Georgia Tech has played very tough defense, with Gregory being quoted saying that his tough defense will help support the Jackets game plan when they are unable to convert in the front court. Offense and turnovers seem to be some of Tech's issues, while rebounding and defense have kept them in games. What are the pro's and con's of this NC State team? What is their "make-or-break" for a successful game?
The first thing that usually becomes apparent is that NC State's defense is bad. (Georgia Tech's is, too, despite what Gregory wants people to think.) It seems like the samae mental mistakes crop up every night, which ends up giving opponents some easy looks that they shouldn't get. State isn't forcing many turnovers and is doing itself no favors on the glass, either.
On the offensive side, an inability to shoot from outside and the lack of consistent scoring outside of TJ Warren has made it an adventure at times for the Pack to generate points in the halfcourt--especially against zone defenses.
But if Cat Barber is playing efficiently and under control, State can be pretty tough since that helps to open up some of its frontcourt options. The forwards (outside of Warren) have been pretty timid about creating their own opportunities.
As far as being successful in any given game, I usually look first to how the secondary guys are shooting jumpers and how competitive the team is on the boards. If they're doing okay in those areas, they're in good shape. If not...
TJ Warren is a huge scorer for NC State, throughout most of the ACC games thus far. However, it seems that UVa was able to stop him, scoring 4 points when playing 28 minutes. Can you explain what happened that game- Did he play bad or was UVa able to shut him down?
The entire team was dreadful in that game, and Warren is no exception. But Virginia's fantastic defense deserves a lot of credit as well. Tony Bennett's packline I think is just a bad matchup for Warren, and when you add in the fact that in UVA's case it's an impressively disciplined D, that compounds matters.
To follow that last question up, how do you stop TJ Warren?
You want to keep him out of the lane, for starters. His game is 15-and-in; he loves to streak toward the paint and shoot runners, and if he could do that all day, he probably would. His accuracy in close is exceptional, and you've also got to be aware of where he is after missed shots. That's why UVA was successful--the Cavs did a good job of keeping him out of his sweet spots. Doing that and encouraging him to settle for threes is a start to slowing him down. It's not guaranteed to work, but it's a start.
Other than TJ Warren who should the Jackets be concerned about? I know that Turner and a few others have made some huge contributions lately.
Ralston Turner is the team's only reliable three-point shooter, and as the game against Maryland showed, he is capable of getting hot and knocking down a few in a row if you lose track of him.
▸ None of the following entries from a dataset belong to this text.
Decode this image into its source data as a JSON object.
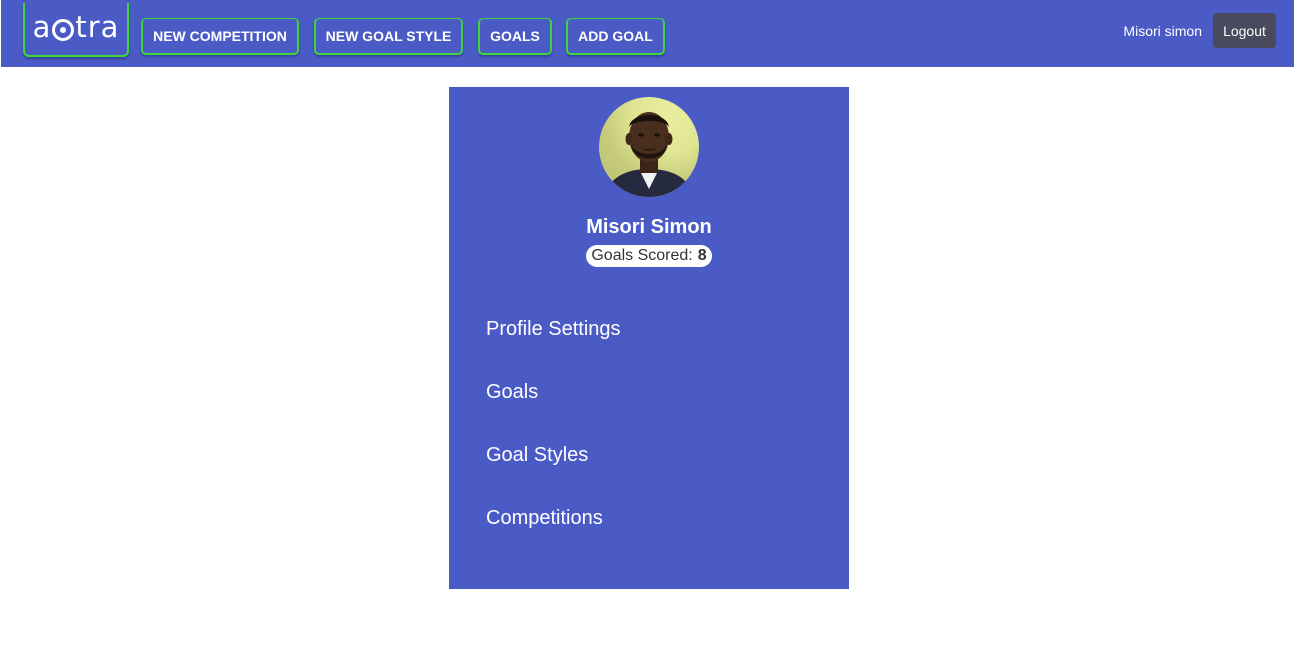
{
  "navbar": {
    "logo_text_a": "a",
    "logo_text_b": "tra",
    "logo_alt": "aotra",
    "buttons": [
      {
        "label": "NEW COMPETITION"
      },
      {
        "label": "NEW GOAL STYLE"
      },
      {
        "label": "GOALS"
      },
      {
        "label": "ADD GOAL"
      }
    ],
    "user_name": "Misori simon",
    "logout_label": "Logout"
  },
  "profile": {
    "name": "Misori Simon",
    "goals_scored_label": "Goals Scored:",
    "goals_scored_value": "8",
    "avatar_icon": "user-photo"
  },
  "menu": {
    "items": [
      {
        "label": "Profile Settings"
      },
      {
        "label": "Goals"
      },
      {
        "label": "Goal Styles"
      },
      {
        "label": "Competitions"
      }
    ]
  },
  "colors": {
    "primary": "#4a5bc6",
    "nav_border": "#3fd43f",
    "logout_bg": "#4a4a5e"
  }
}
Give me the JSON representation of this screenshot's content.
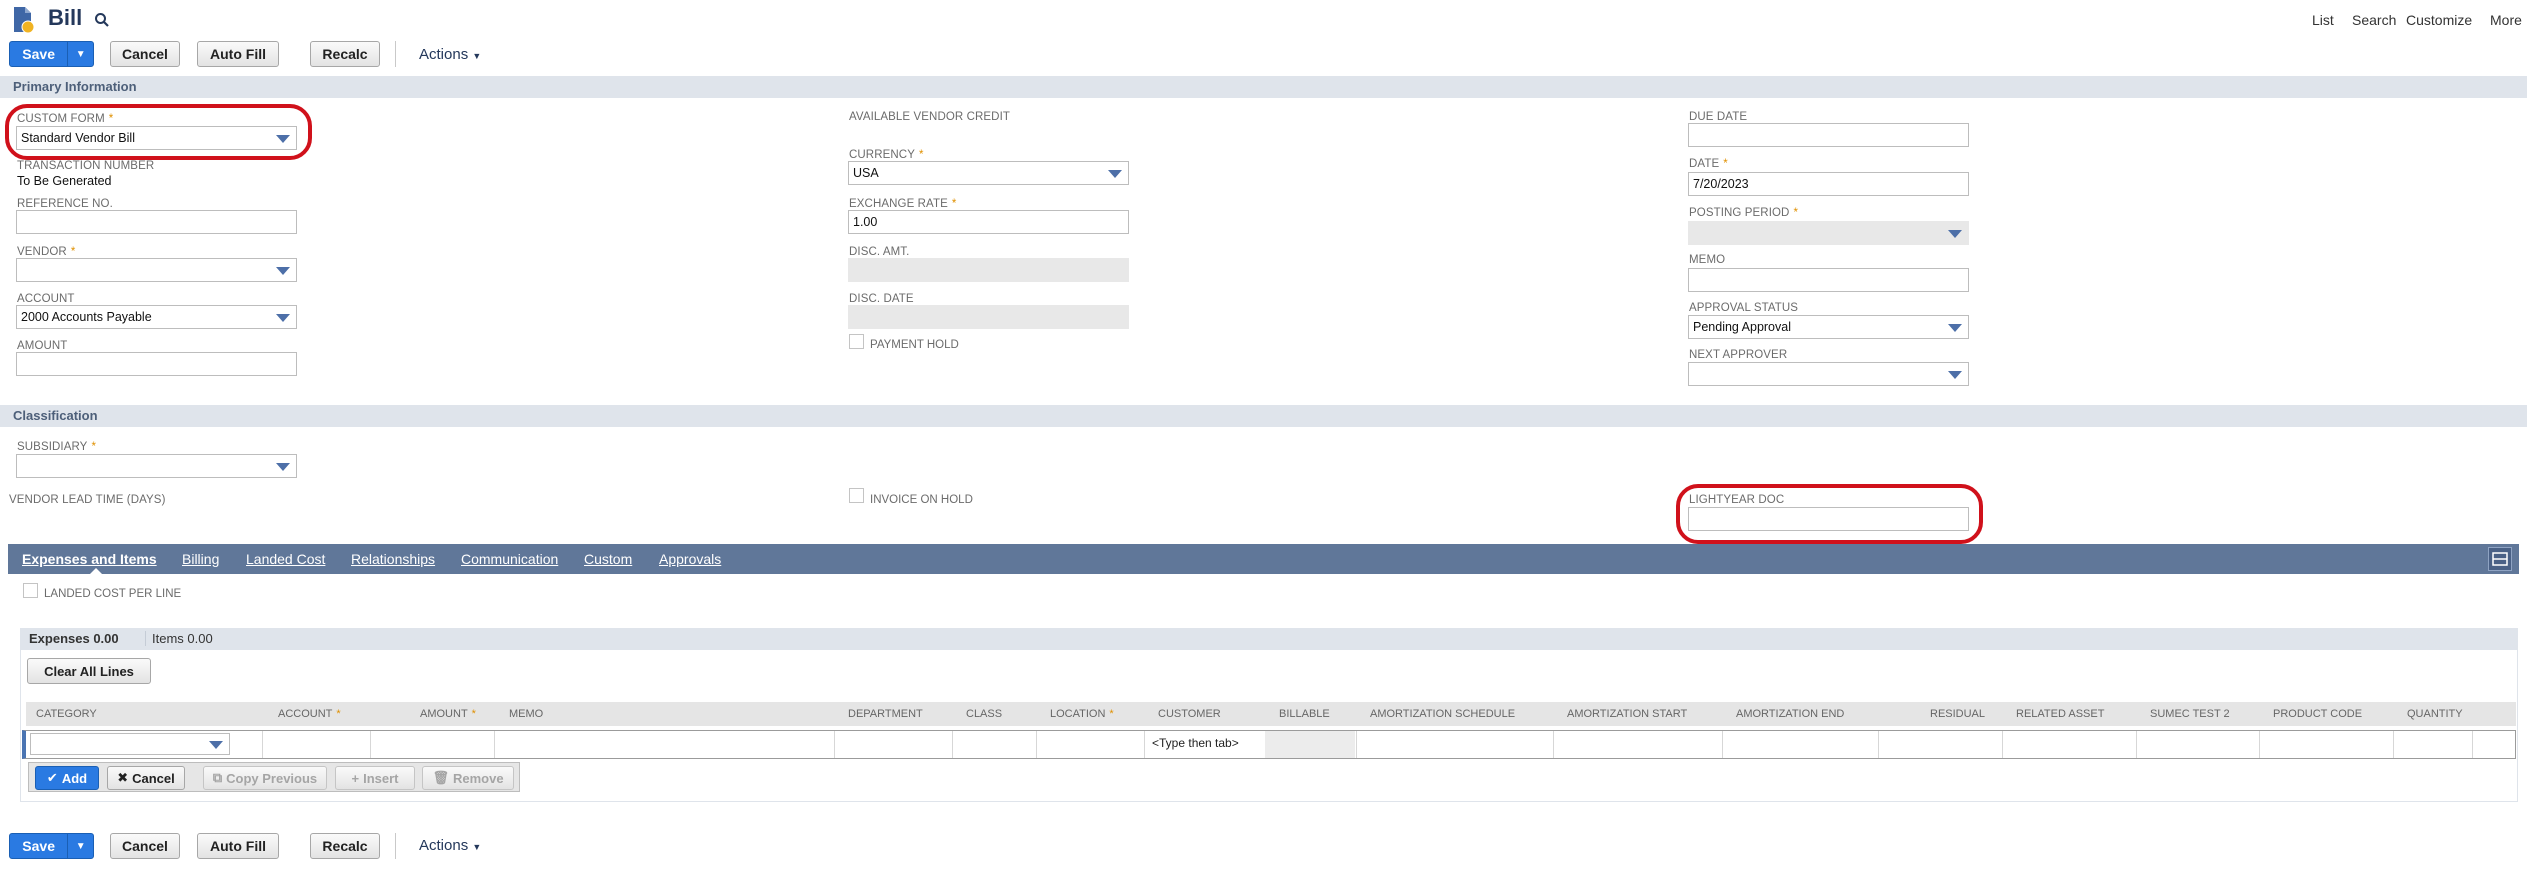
{
  "header": {
    "title": "Bill",
    "nav": [
      "List",
      "Search",
      "Customize",
      "More"
    ]
  },
  "toolbar": {
    "save": "Save",
    "cancel": "Cancel",
    "auto_fill": "Auto Fill",
    "recalc": "Recalc",
    "actions": "Actions"
  },
  "sections": {
    "primary": "Primary Information",
    "classification": "Classification"
  },
  "primary": {
    "custom_form": {
      "label": "CUSTOM FORM",
      "value": "Standard Vendor Bill"
    },
    "transaction_number": {
      "label": "TRANSACTION NUMBER",
      "value": "To Be Generated"
    },
    "reference_no": {
      "label": "REFERENCE NO."
    },
    "vendor": {
      "label": "VENDOR"
    },
    "account": {
      "label": "ACCOUNT",
      "value": "2000 Accounts Payable"
    },
    "amount": {
      "label": "AMOUNT"
    },
    "available_vendor_credit": {
      "label": "AVAILABLE VENDOR CREDIT"
    },
    "currency": {
      "label": "CURRENCY",
      "value": "USA"
    },
    "exchange_rate": {
      "label": "EXCHANGE RATE",
      "value": "1.00"
    },
    "disc_amt": {
      "label": "DISC. AMT."
    },
    "disc_date": {
      "label": "DISC. DATE"
    },
    "payment_hold": {
      "label": "PAYMENT HOLD"
    },
    "due_date": {
      "label": "DUE DATE"
    },
    "date": {
      "label": "DATE",
      "value": "7/20/2023"
    },
    "posting_period": {
      "label": "POSTING PERIOD"
    },
    "memo": {
      "label": "MEMO"
    },
    "approval_status": {
      "label": "APPROVAL STATUS",
      "value": "Pending Approval"
    },
    "next_approver": {
      "label": "NEXT APPROVER"
    }
  },
  "classification": {
    "subsidiary": {
      "label": "SUBSIDIARY"
    },
    "vendor_lead_time": {
      "label": "VENDOR LEAD TIME (DAYS)"
    },
    "invoice_on_hold": {
      "label": "INVOICE ON HOLD"
    },
    "lightyear_doc": {
      "label": "LIGHTYEAR DOC"
    }
  },
  "tabs": [
    "Expenses and Items",
    "Billing",
    "Landed Cost",
    "Relationships",
    "Communication",
    "Custom",
    "Approvals"
  ],
  "landed_cost_per_line": "LANDED COST PER LINE",
  "subtabs": {
    "expenses": "Expenses 0.00",
    "items": "Items 0.00"
  },
  "clear_all_lines": "Clear All Lines",
  "columns": [
    "CATEGORY",
    "ACCOUNT",
    "AMOUNT",
    "MEMO",
    "DEPARTMENT",
    "CLASS",
    "LOCATION",
    "CUSTOMER",
    "BILLABLE",
    "AMORTIZATION SCHEDULE",
    "AMORTIZATION START",
    "AMORTIZATION END",
    "RESIDUAL",
    "RELATED ASSET",
    "SUMEC TEST 2",
    "PRODUCT CODE",
    "QUANTITY"
  ],
  "customer_placeholder": "<Type then tab>",
  "row_buttons": {
    "add": "Add",
    "cancel": "Cancel",
    "copy_previous": "Copy Previous",
    "insert": "Insert",
    "remove": "Remove"
  },
  "colors": {
    "accent": "#2a7ae2",
    "tab_bar": "#607799",
    "highlight": "#d0111b",
    "required": "#e09000"
  }
}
Both Dez Lee and Cat Barber have had their moments this season; they have been unable to locate their shooting touch, though.
Outside of Warren, those guards are accounting for most of the scoring, but the young guys up front can be dangerous in spots as well. Kyle Washington seems to be growing more confident in his offensive capabilities, Lennard Freeman will do the little things, while Jordan Vandenberg could probably stand to get more opportunities considering he's making more than 73% of his twos.
From a quick glance, it seems that Georgia Tech and NC State are playing very similar basketball this year. Both teams have a strong PG, can't shoot from the 3 pt line, and are struggling a bit in the beginning of their ACC schedule. What do you think are the differences that stand out most between these two teams?
The biggest thing that sticks out, aside from stylistic differences, is defensive rebounding. Georgia Tech is doing a great job in this regard while State isn't. That could end up swinging this game in the Jackets' favor, depending on the circumstances.
Let's talk about the ACC for a minute. Do you think the ACC is the strongest conference in college basketball? What will it take to get to March coming from the ACC? How many wins will teams need? How many teams do you see going to the tournament from the ACC?
I'd say the Big Ten is clearly better, and I could make an argument for the Big 12 as well. This looks like a five- or six-bid league right now. Some of the teams in the middle tier are in decent enough shape RPI-wise to make a move and solidify bids, but it's tough to figure who--if anybody--is going to do it.
It's also difficult to guess how many wins each team is gonna need--North Carolina is probably in without much trouble at 9-9, but I don't see many strong cases materializing for the teams in the 7-12 range of the standings that fall shy of 10-11 wins. Of course, one of them could rack up a string of quality wins, which is an entirely different sort of 9-9 (or 10-8) or whatever. Just depends on how they get there. It'd help if more than a third of the league were in the RPI top 50.